Biden’s Saving on a Valuable Education (SAVE) plan is an income-driven repayment program that will cost an estimated $156 billion over the course of ten years and will go into full effect on July 1, according to Politico. A new report from DFI, a nonprofit focused on educational and labor policies, however, claims that the president’s plan is “illegal” and has “claimed legal authority far outside what Congress intended” when it approved the ability for the secretary of education to forgive limited amounts of student debt via income payments.
“Congress intended income-driven repayment to be a flexible repayment option with a last-resort loan forgiveness benefit that imposed negligible costs on taxpayers,” Jason Delisle, the report’s author, said in a press release. “The Biden administration’s SAVE plan runs roughshod over those intentions, and it may not survive pending legal challenges as a result.”
The SAVE plan sets payments based on 5% of an undergraduate’s income and also eliminates unpaid interest each month, according to the report.

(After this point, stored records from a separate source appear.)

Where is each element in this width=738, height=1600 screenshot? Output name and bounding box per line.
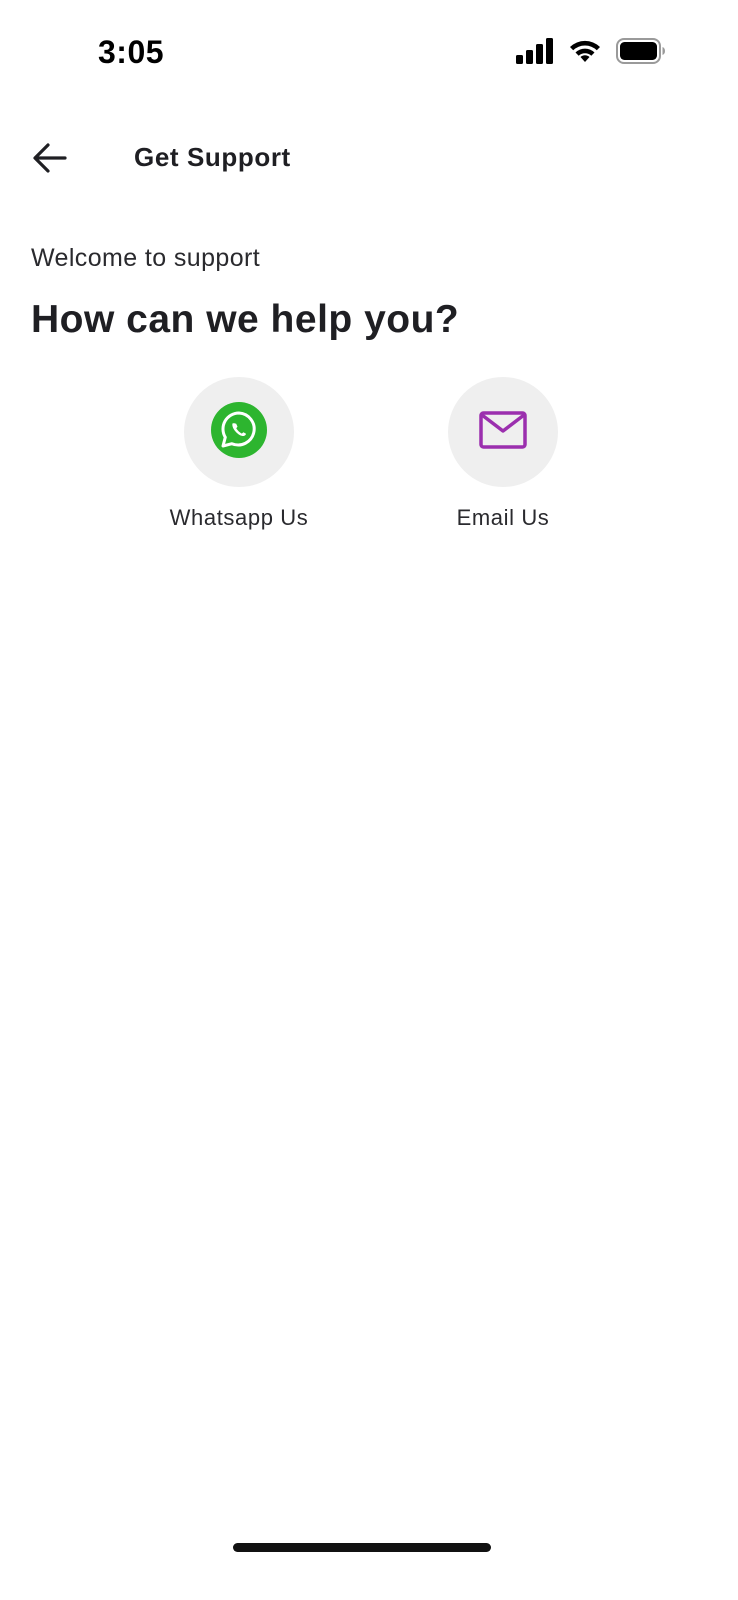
email-us-label: Email Us [456,505,550,530]
email-icon-circle[interactable] [448,377,558,487]
cellular-signal-icon [516,38,554,64]
status-icons [516,38,666,64]
app-header: Get Support [0,120,738,200]
arrow-left-icon [33,142,67,178]
whatsapp-us-label: Whatsapp Us [169,505,309,530]
mail-icon [479,410,527,454]
page-title: Get Support [134,142,291,172]
wifi-icon [568,38,602,64]
email-us-button[interactable]: Email Us [403,377,603,531]
help-headline: How can we help you? [31,298,460,341]
welcome-text: Welcome to support [31,244,261,272]
whatsapp-us-button[interactable]: Whatsapp Us [139,377,339,531]
battery-icon [616,38,666,64]
status-bar: 3:05 [0,0,738,100]
whatsapp-icon [210,401,268,464]
status-time: 3:05 [98,34,165,70]
back-button[interactable] [28,138,72,182]
home-indicator[interactable] [233,1543,491,1552]
whatsapp-icon-circle[interactable] [184,377,294,487]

Total loan forgiveness can occur as soon as ten years into the program for those with debt under $12,000, whereas previously the plans required 20 to 25 years of payments before loan forgiveness was approved.
The report argues that when Congress approved income-driven repayments for student loans it did not intend for participants to “have balances canceled after 10 to 20 years of repayment, including months when their payments were $0.”

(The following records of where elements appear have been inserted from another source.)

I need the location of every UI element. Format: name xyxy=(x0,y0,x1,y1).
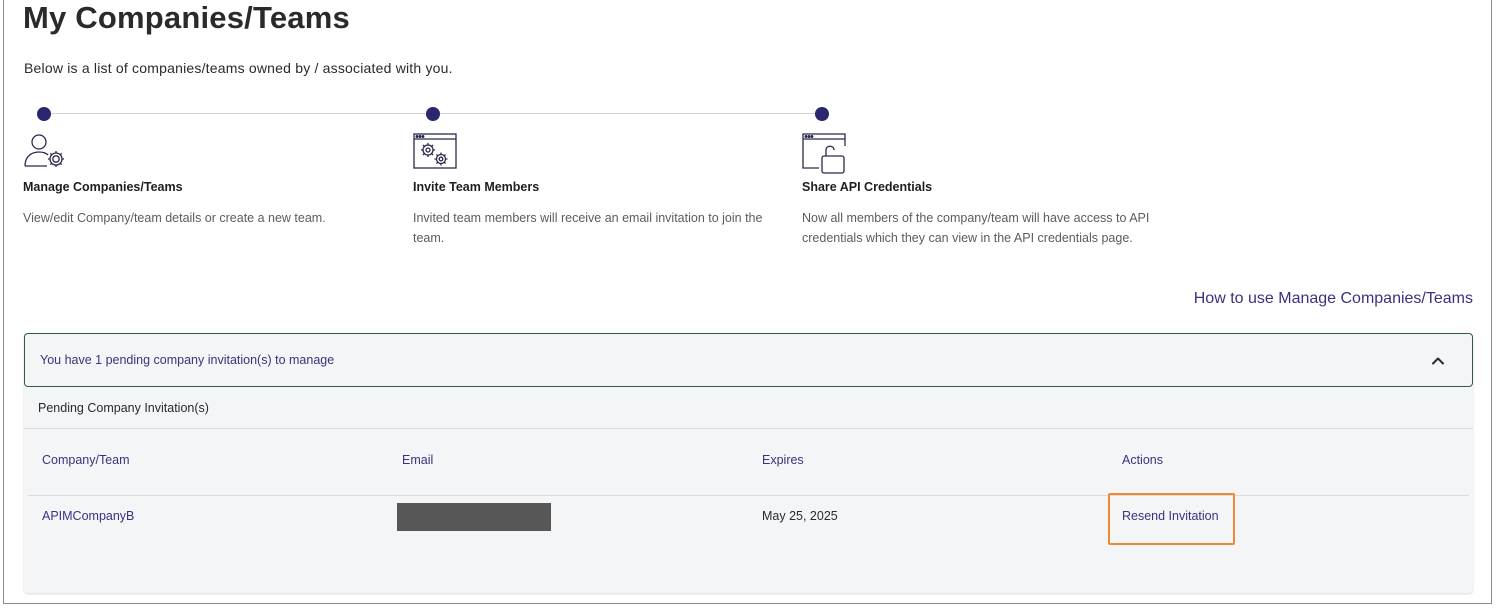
company-name-link[interactable]: APIMCompanyB xyxy=(42,509,134,523)
pending-invitations-summary: You have 1 pending company invitation(s)… xyxy=(40,353,335,367)
page-intro: Below is a list of companies/teams owned… xyxy=(24,60,453,76)
step-1-dot xyxy=(37,107,51,121)
column-header-expires: Expires xyxy=(762,453,804,467)
browser-gears-icon xyxy=(413,133,457,169)
chevron-up-icon[interactable] xyxy=(1430,353,1446,369)
column-header-company: Company/Team xyxy=(42,453,130,467)
step-1-title: Manage Companies/Teams xyxy=(23,180,183,194)
step-3-title: Share API Credentials xyxy=(802,180,933,194)
step-3-description: Now all members of the company/team will… xyxy=(802,211,1150,245)
step-3-dot xyxy=(815,107,829,121)
step-2-title: Invite Team Members xyxy=(413,180,540,194)
pending-invitations-title: Pending Company Invitation(s) xyxy=(38,401,209,415)
table-header-divider xyxy=(28,495,1469,496)
expires-date: May 25, 2025 xyxy=(762,509,838,523)
user-gear-icon xyxy=(24,134,64,167)
browser-unlock-icon xyxy=(802,133,846,174)
resend-invitation-highlight xyxy=(1108,493,1235,545)
redacted-email xyxy=(397,503,551,531)
step-2-dot xyxy=(426,107,440,121)
column-header-actions: Actions xyxy=(1122,453,1163,467)
column-header-email: Email xyxy=(402,453,434,467)
step-2-description: Invited team members will receive an ema… xyxy=(413,211,763,245)
pending-invitations-toggle[interactable]: You have 1 pending company invitation(s)… xyxy=(24,333,1473,387)
step-1-description: View/edit Company/team details or create… xyxy=(23,211,326,225)
how-to-use-link[interactable]: How to use Manage Companies/Teams xyxy=(1194,290,1473,308)
pending-invitations-accordion: You have 1 pending company invitation(s)… xyxy=(24,333,1473,593)
page-title: My Companies/Teams xyxy=(23,0,350,35)
divider xyxy=(24,428,1473,429)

“Lawmakers did not originally intend for loan forgiveness to be a major benefit of income-driven plans and intended borrowers to repay for 20 or 25 years before having debt canceled,” the report states.
Additionally, the report claims that the law was initially intended to apply only to “low-income students” but that the Biden administration has done away with this provision and allowed the forgiveness to extend to students well into the middle and upper-middle class.

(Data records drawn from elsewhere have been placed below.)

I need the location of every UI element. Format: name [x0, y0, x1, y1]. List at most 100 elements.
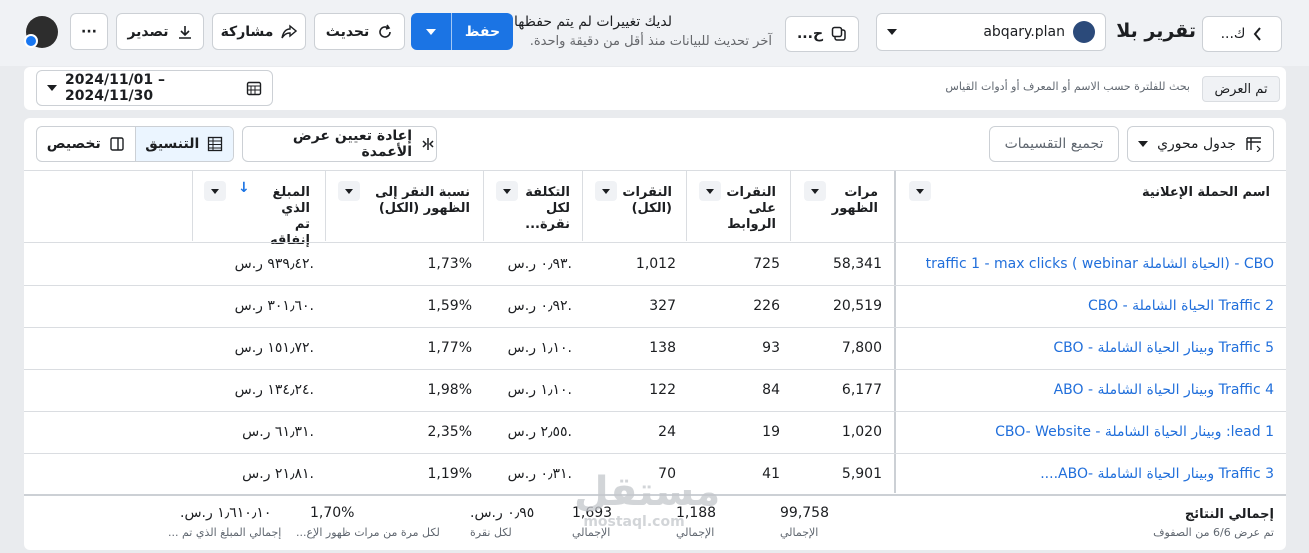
totals-spend-sub: إجمالي المبلغ الذي تم ...	[168, 526, 282, 539]
column-header-cpc[interactable]: التكلفة لكل نقرة...	[524, 185, 570, 233]
col-divider	[582, 171, 583, 241]
save-label: حفظ	[464, 23, 501, 40]
campaign-name-link[interactable]: Traffic 5 وبينار الحياة الشاملة - CBO	[900, 340, 1274, 356]
column-header-spend[interactable]: المبلغ الذي تم إنفاقه	[262, 185, 310, 249]
cell-link-clicks: 84	[762, 382, 780, 398]
cell-impressions: 5,901	[841, 466, 882, 482]
column-header-ctr[interactable]: نسبة النقر إلى الظهور (الكل)	[370, 185, 470, 217]
totals-impressions: 99,758	[780, 505, 829, 521]
format-label: التنسيق	[145, 136, 200, 152]
column-menu-button[interactable]	[804, 181, 826, 201]
share-button[interactable]: مشاركة	[212, 13, 306, 50]
account-logo-icon	[1073, 21, 1095, 43]
chevron-down-icon	[503, 188, 511, 194]
column-menu-button[interactable]	[496, 181, 518, 201]
view-badge-label: تم العرض	[1214, 81, 1268, 97]
campaign-name-link[interactable]: Traffic 4 وبينار الحياة الشاملة - ABO	[900, 382, 1274, 398]
cell-cpc: ٢٫٥٥ ر.س.	[507, 424, 572, 440]
col-divider	[686, 171, 687, 241]
cell-spend: ٢١٫٨١ ر.س.	[242, 466, 314, 482]
column-header-link-clicks[interactable]: النقرات على الروابط	[726, 185, 776, 233]
cell-impressions: 1,020	[841, 424, 882, 440]
chevron-down-icon	[47, 85, 57, 91]
export-label: تصدير	[127, 23, 169, 40]
column-menu-button[interactable]	[338, 181, 360, 201]
copy-icon	[831, 26, 847, 42]
cell-cpc: ٠٫٩٣ ر.س.	[507, 256, 572, 272]
compare-label: ح...	[796, 26, 824, 42]
account-selector[interactable]: abqary.plan	[876, 13, 1106, 51]
save-button[interactable]: حفظ	[452, 13, 513, 50]
chevron-down-icon	[916, 188, 924, 194]
chevron-down-icon	[345, 188, 353, 194]
date-range-label: 2024/11/01 – 2024/11/30	[65, 72, 166, 104]
customize-button[interactable]: تخصيص	[37, 127, 135, 161]
campaign-name-link[interactable]: CBO - (الحياة الشاملة webinar ) traffic …	[900, 256, 1274, 272]
chevron-left-icon	[1253, 27, 1263, 41]
save-button-group: حفظ	[411, 13, 513, 50]
campaign-name-link[interactable]: Traffic 2 الحياة الشاملة - CBO	[900, 298, 1274, 314]
back-button[interactable]: ك...	[1202, 16, 1282, 52]
cell-impressions: 7,800	[841, 340, 882, 356]
chevron-down-icon	[811, 188, 819, 194]
pivot-table-button[interactable]: جدول محوري	[1127, 126, 1274, 162]
back-label: ك...	[1220, 26, 1246, 42]
column-menu-button[interactable]	[909, 181, 931, 201]
cell-cpc: ١٫١٠ ر.س.	[507, 340, 572, 356]
column-menu-button[interactable]	[595, 181, 617, 201]
cell-cpc: ٠٫٩٢ ر.س.	[507, 298, 572, 314]
cell-clicks: 327	[649, 298, 676, 314]
pivot-icon	[1245, 136, 1263, 152]
column-menu-button[interactable]	[699, 181, 721, 201]
save-options-button[interactable]	[411, 13, 451, 50]
unsaved-subtitle: آخر تحديث للبيانات منذ أقل من دقيقة واحد…	[529, 34, 772, 49]
chevron-down-icon	[887, 29, 897, 35]
column-header-clicks[interactable]: النقرات (الكل)	[620, 185, 672, 217]
date-range-picker[interactable]: 2024/11/01 – 2024/11/30	[36, 70, 273, 106]
more-button[interactable]: ···	[70, 13, 108, 50]
view-badge[interactable]: تم العرض	[1202, 76, 1280, 102]
avatar[interactable]	[24, 16, 58, 48]
cell-cpc: ٠٫٣١ ر.س.	[507, 466, 572, 482]
cell-ctr: 1,73%	[427, 256, 472, 272]
download-icon	[177, 24, 193, 40]
share-icon	[281, 24, 298, 40]
watermark-text: مستقل	[574, 469, 721, 515]
cell-link-clicks: 226	[753, 298, 780, 314]
export-button[interactable]: تصدير	[116, 13, 204, 50]
campaign-name-link[interactable]: lead 1: وبينار الحياة الشاملة - CBO- Web…	[900, 424, 1274, 440]
cell-impressions: 58,341	[833, 256, 882, 272]
totals-ctr: 1,70%	[310, 505, 355, 521]
campaign-name-link[interactable]: Traffic 3 وبينار الحياة الشاملة -ABO....	[900, 466, 1274, 482]
account-name: abqary.plan	[983, 24, 1065, 40]
cell-cpc: ١٫١٠ ر.س.	[507, 382, 572, 398]
chevron-down-icon	[426, 28, 436, 35]
cell-ctr: 1,77%	[427, 340, 472, 356]
cell-link-clicks: 93	[762, 340, 780, 356]
group-label: تجميع التقسيمات	[1004, 136, 1104, 152]
totals-label: إجمالي النتائج	[1184, 507, 1274, 522]
search-input[interactable]: بحث للفلترة حسب الاسم أو المعرف أو أدوات…	[830, 80, 1190, 93]
cell-ctr: 1,19%	[427, 466, 472, 482]
sort-descending-icon[interactable]: ↓	[238, 180, 250, 196]
reset-columns-button[interactable]: إعادة تعيين عرض الأعمدة	[242, 126, 437, 162]
cell-spend: ٦١٫٣١ ر.س.	[242, 424, 314, 440]
format-button[interactable]: التنسيق	[135, 127, 233, 161]
refresh-button[interactable]: تحديث	[314, 13, 405, 50]
cell-spend: ١٣٤٫٢٤ ر.س.	[234, 382, 314, 398]
reset-columns-label: إعادة تعيين عرض الأعمدة	[292, 128, 412, 160]
column-menu-button[interactable]	[204, 181, 226, 201]
cell-impressions: 20,519	[833, 298, 882, 314]
chevron-down-icon	[602, 188, 610, 194]
totals-cpc-sub: لكل نقرة	[470, 526, 512, 539]
compare-button[interactable]: ح...	[785, 16, 859, 52]
column-header-name[interactable]: اسم الحملة الإعلانية	[950, 185, 1270, 201]
chevron-down-icon	[1138, 141, 1148, 147]
cell-spend: ٣٠١٫٦٠ ر.س.	[234, 298, 314, 314]
chevron-down-icon	[211, 188, 219, 194]
column-header-impressions[interactable]: مرات الظهور	[826, 185, 878, 217]
totals-cpc: ٠٫٩٥ ر.س.	[470, 505, 535, 521]
watermark: مستقل mostaql.com	[574, 469, 721, 530]
totals-ctr-sub: لكل مرة من مرات ظهور الإع...	[296, 526, 440, 539]
save-divider	[451, 13, 452, 50]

The Supreme Court struck down the administration’s previous attempt to enact widespread student loan relief for 40 million Americans in June 2023, ruling that the secretary of education did not have emergency authority to cancel student debt through the Health and Economic Recovery Omnibus Emergency Solutions (HEROES) Act.
“It’s a pattern with this administration to stretch the law to the breaking point, and then hope both that Congress will be gridlocked and unable to respond and that no one will challenge them successfully in the courts,” Jim Blew, a co-founder of DFI, said in the press release. “We hope the courts, if not Congress, will let the administration know it cannot create a plan like SAVE and use federal student aid to buy votes and cater to special interests.”
The Department of Education did not immediately respond to the Daily Caller News Foundation’s request for comment.